In fact, it was reported that treatment with NS extract induced sensitization in rat hepatocytes to the action of insulin by enhancing the activity of two major intracellular signal transduction pathways of IR [64]. Consequentially, insulin resistance could be decreased at target tissues by the same mechanisms. The mechanism of improved tissue sensitivity to insulin action by NS may be related also to the reduction in oxidative stress [65, 66]. In the current study, it is demonstrated that NSO plays an important role in improving of insulin signaling pathway of diabetic rats. Both IGF-1 and PI3K expressions were increased by 5.5- and 2.4 fold, respectively. This affects the signaling molecule Akt that activates GLUT4 and GLUT4 is then translocated to the membrane and imports glucose into the cell [67].

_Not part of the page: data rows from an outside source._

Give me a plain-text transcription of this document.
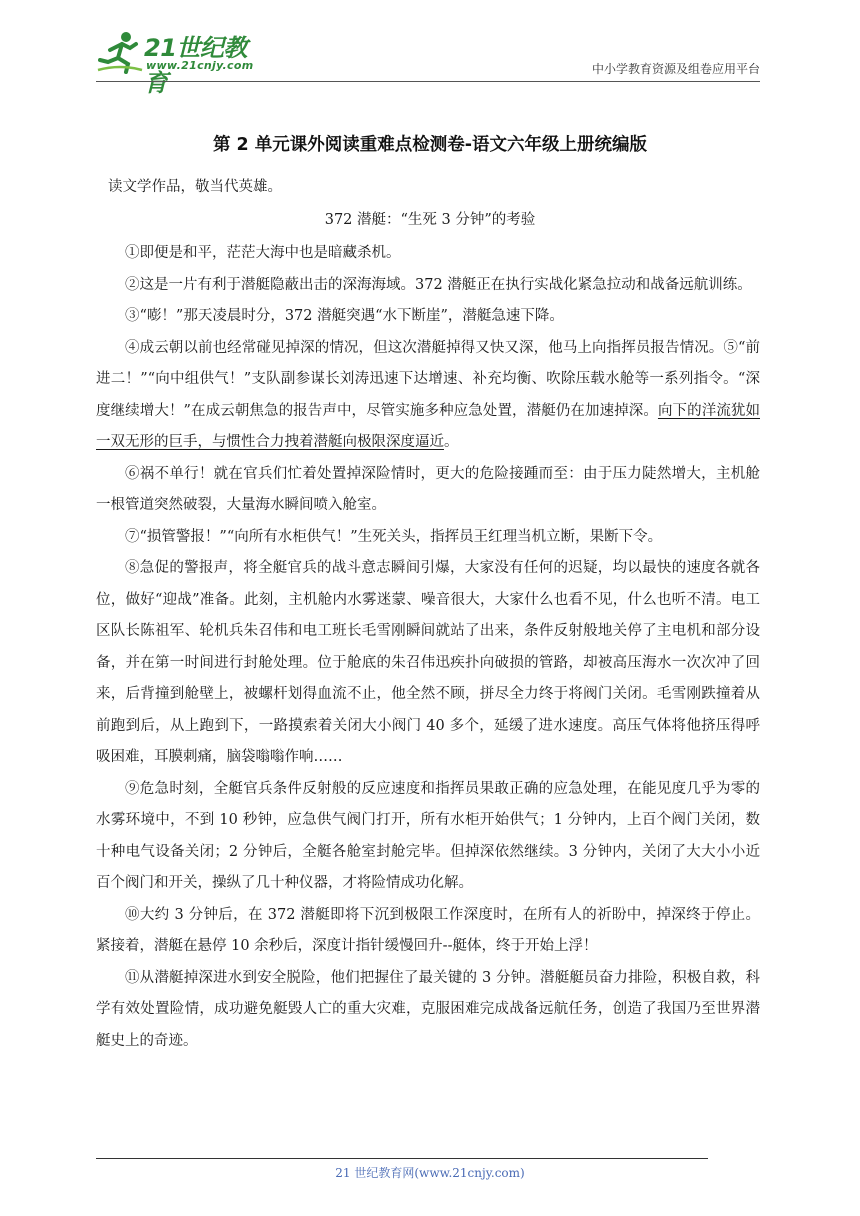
21世纪教育
www.21cnjy.com	中小学教育资源及组卷应用平台
第 2 单元课外阅读重难点检测卷-语文六年级上册统编版
读文学作品，敬当代英雄。
372 潜艇：“生死 3 分钟”的考验

①即便是和平，茫茫大海中也是暗藏杀机。

②这是一片有利于潜艇隐蔽出击的深海海域。372 潜艇正在执行实战化紧急拉动和战备远航训练。

③“嘭！”那天凌晨时分，372 潜艇突遇“水下断崖”，潜艇急速下降。

④成云朝以前也经常碰见掉深的情况，但这次潜艇掉得又快又深，他马上向指挥员报告情况。⑤“前进二！”“向中组供气！”支队副参谋长刘涛迅速下达增速、补充均衡、吹除压载水舱等一系列指令。“深度继续增大！”在成云朝焦急的报告声中，尽管实施多种应急处置，潜艇仍在加速掉深。向下的洋流犹如一双无形的巨手，与惯性合力拽着潜艇向极限深度逼近。

⑥祸不单行！就在官兵们忙着处置掉深险情时，更大的危险接踵而至：由于压力陡然增大，主机舱一根管道突然破裂，大量海水瞬间喷入舱室。

⑦“损管警报！”“向所有水柜供气！”生死关头，指挥员王红理当机立断，果断下令。

⑧急促的警报声，将全艇官兵的战斗意志瞬间引爆，大家没有任何的迟疑，均以最快的速度各就各位，做好“迎战”准备。此刻，主机舱内水雾迷蒙、噪音很大，大家什么也看不见，什么也听不清。电工区队长陈祖军、轮机兵朱召伟和电工班长毛雪刚瞬间就站了出来，条件反射般地关停了主电机和部分设备，并在第一时间进行封舱处理。位于舱底的朱召伟迅疾扑向破损的管路，却被高压海水一次次冲了回来，后背撞到舱壁上，被螺杆划得血流不止，他全然不顾，拼尽全力终于将阀门关闭。毛雪刚跌撞着从前跑到后，从上跑到下，一路摸索着关闭大小阀门 40 多个，延缓了进水速度。高压气体将他挤压得呼吸困难，耳膜刺痛，脑袋嗡嗡作响……

⑨危急时刻，全艇官兵条件反射般的反应速度和指挥员果敢正确的应急处理，在能见度几乎为零的水雾环境中，不到 10 秒钟，应急供气阀门打开，所有水柜开始供气；1 分钟内，上百个阀门关闭，数十种电气设备关闭；2 分钟后，全艇各舱室封舱完毕。但掉深依然继续。3 分钟内，关闭了大大小小近百个阀门和开关，操纵了几十种仪器，才将险情成功化解。

⑩大约 3 分钟后，在 372 潜艇即将下沉到极限工作深度时，在所有人的祈盼中，掉深终于停止。紧接着，潜艇在悬停 10 余秒后，深度计指针缓慢回升--艇体，终于开始上浮！

⑪从潜艇掉深进水到安全脱险，他们把握住了最关键的 3 分钟。潜艇艇员奋力排险，积极自救，科学有效处置险情，成功避免艇毁人亡的重大灾难，克服困难完成战备远航任务，创造了我国乃至世界潜艇史上的奇迹。

21 世纪教育网(www.21cnjy.com)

The interaction of herbs with drugs is well known. Most of the diabetic patients use the various antidiabetic herbs along with antidiabetic drugs for controlling their blood glucose level [68]. The current study showed a significant reduction of blood glucose, insulin, HOMA-IR, TC, AAI, TBARS, NO, and TNF-α levels and insulin/IR ratio of diabetic rats given NSO-GLI compared to diabetic rats given NSO alone. Moreover, diabetic rats given combination of NSO-MET showed a significant reduction of insulin, HOMA-IR, IR, TG, AAI, TBARS, NO, and AST levels compared to diabetic rats given NSO alone. These results may be attributed to the effect of herbal drug interaction, which may be pharmacodynamic or pharmacokinetic in nature. Pharmacodynamic interaction occurs when herbs exert either synergistic or antagonistic effect with conventional drug [69]. Most of the diabetic patients use the various antidiabetic herbs along with antidiabetic drugs for controlling their blood glucose level [68]. Hence, it could be suggested that there may be a chance of interaction between herbs and drug. In conclusion, the obtained data of the present study support the antidiabetic effect of NSO through a linked investigation of lipid profile, antioxidant activity, and signaling molecules in the absence and presence of some antidiabetic drugs. This suggests that there may be a chance of interaction between herbs and drug.
Acknowledgments
This work is financially supported by Alexandria University, Egypt.
Abbreviations
- DM:
Diabetes mellitus
- STZ:
Streptozotocin
- NPD:
Normal pellet diet
- HFD:
High-fat diet
- NSO:
Nigella sativa oil
- MET:
Metformin
- GLI:
Glimepiride
- NSO-MET:
Combination of NSO and MET
- NSO-GLI:
Combination of NSO and GLI
- TC:
Total cholesterol
- TG:
Triacylglycerol
- LDL-c:
Low density lipoprotein cholesterol
- HDL-c:
High density lipoprotein cholesterol
- HOMA-IR:
Homeostatic model assessment of insulin resistance
- HOMA-β:
Homeostatic model assessment of β-cell function
- AI:
Atherogenic index
- AAI:
Antiatherogenic index
- TIMP-3:
Tissue inhibitor of metalloproteinase 3
- IR:
Insulin receptor
- IRI:
Insulin receptor inhibitor
- IGF-1:
Insulin-like growth factor-1
- PI3K:
Phosphoinositide 3 kinase
- ROS:
Reactive oxygen species
- BGL:
Blood glucose level
- TBARS:
Thiobarbituric acid reactive substances
- RT-PCR:
Real-time polymerase chain reaction
- DEPC:
Diethylpyrocarbonate
- RT:
Reverse transcriptase.
Competing Interests
The authors report no competing interests.